In this paper, a comprehensive framework has been presented to address the complexities and challenges of data space design. The framework, tested in the deployEMDS project, provides essential tools for identifying data space capabilities based on specific use cases. The approach involves an intake canvas for defining functional requirements and a capability mapping process for technical design.

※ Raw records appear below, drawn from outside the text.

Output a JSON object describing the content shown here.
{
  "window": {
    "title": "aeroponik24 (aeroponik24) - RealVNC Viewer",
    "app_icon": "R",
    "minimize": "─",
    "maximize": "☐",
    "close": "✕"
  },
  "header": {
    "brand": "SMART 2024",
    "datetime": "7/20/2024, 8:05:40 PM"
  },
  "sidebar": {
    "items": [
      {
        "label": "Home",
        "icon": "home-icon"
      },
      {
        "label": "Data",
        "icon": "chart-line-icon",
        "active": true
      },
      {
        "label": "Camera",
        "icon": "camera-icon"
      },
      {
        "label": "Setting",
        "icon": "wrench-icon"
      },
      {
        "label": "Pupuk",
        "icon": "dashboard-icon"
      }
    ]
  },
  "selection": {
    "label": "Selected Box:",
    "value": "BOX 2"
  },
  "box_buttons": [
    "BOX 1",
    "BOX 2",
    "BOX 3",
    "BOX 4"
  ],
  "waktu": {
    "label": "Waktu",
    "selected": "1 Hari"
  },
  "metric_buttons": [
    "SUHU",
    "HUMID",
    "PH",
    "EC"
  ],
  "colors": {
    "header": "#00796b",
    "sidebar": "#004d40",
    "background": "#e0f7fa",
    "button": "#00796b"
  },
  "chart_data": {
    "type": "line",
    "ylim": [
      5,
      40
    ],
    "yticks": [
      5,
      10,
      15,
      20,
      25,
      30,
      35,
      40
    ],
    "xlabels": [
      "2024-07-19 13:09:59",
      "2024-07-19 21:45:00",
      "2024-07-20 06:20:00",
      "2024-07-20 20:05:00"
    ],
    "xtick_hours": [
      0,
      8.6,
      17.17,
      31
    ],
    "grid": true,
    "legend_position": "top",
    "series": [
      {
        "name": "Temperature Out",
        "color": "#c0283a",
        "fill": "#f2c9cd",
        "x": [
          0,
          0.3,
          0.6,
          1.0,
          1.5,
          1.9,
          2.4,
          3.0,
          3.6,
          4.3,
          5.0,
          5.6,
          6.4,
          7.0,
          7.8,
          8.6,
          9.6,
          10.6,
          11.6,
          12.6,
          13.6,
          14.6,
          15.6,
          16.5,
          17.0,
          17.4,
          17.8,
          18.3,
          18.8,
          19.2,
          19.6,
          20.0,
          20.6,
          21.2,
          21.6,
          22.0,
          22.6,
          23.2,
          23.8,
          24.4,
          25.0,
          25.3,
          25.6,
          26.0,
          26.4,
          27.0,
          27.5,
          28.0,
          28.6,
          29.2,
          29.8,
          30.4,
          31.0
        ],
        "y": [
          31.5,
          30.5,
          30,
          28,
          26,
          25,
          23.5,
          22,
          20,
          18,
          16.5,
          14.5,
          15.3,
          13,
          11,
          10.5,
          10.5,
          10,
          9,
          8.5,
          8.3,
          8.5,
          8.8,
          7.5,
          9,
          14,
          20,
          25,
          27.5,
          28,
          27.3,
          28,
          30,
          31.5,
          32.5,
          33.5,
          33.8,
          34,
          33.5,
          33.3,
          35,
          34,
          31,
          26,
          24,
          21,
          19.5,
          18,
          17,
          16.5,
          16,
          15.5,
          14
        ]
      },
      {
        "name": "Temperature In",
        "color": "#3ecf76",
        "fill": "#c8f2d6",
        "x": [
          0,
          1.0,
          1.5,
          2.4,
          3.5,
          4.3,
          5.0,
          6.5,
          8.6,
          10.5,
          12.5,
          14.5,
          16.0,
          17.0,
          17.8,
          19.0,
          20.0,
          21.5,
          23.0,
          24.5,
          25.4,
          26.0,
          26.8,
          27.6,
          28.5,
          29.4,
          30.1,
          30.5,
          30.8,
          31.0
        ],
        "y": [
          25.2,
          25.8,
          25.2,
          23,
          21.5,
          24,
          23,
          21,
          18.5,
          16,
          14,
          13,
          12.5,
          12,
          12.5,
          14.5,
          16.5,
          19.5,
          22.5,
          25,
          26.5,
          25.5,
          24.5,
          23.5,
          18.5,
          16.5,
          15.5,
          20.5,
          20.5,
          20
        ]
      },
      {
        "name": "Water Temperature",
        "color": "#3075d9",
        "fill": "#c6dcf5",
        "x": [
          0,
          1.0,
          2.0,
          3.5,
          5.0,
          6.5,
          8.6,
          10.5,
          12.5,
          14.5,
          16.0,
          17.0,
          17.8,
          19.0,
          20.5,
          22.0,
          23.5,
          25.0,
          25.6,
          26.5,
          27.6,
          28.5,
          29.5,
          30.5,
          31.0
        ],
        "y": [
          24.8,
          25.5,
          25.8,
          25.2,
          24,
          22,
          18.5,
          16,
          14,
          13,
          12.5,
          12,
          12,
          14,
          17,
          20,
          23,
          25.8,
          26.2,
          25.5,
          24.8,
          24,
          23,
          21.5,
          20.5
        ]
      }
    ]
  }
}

With the framework established in this study, the two research questions posed in this paper can be answered as follows. Regarding RQ1 "How should suitable technical infrastructure be selected for data sharing in a data space, based on concrete use cases?", the framework provides a systematic bottom-up methodology that translates domain-specific use case requirements into concrete technical capabilities through its intake canvas and capability mapping components. For RQ2 "What framework can bridge the gap between domain-specific use cases and the requirements of data spaces to support trusted data sharing?", the proposed dual-process approach, which combines the intake canvas for capturing functional requirements with capability mapping for technical translation, effectively serves this bridging function while maintaining alignment with established data space principles and standards.

Despite the notable benefits, such as improved comprehension of data space concepts and detailed insights into use cases and required capabilities, the framework also has limitations. Specifically, a purely bottom-up approach may not identify all necessary capabilities of a minimum viable data space (MVDS). Therefore, a combined approach that includes top-down considerations is recommended to ensure comprehensive data space functionality. While initially developed for the mobility domain, the framework is versatile and applicable across various domains and technologies, offering a robust tool for the preparatory stages of data space co-creation.

Ethics Statement

The authors have read and follow the ethical requirements for publication in Data in Brief and confirming that the current work does not involve human subjects, animal experiments, or any data collected from social media platforms.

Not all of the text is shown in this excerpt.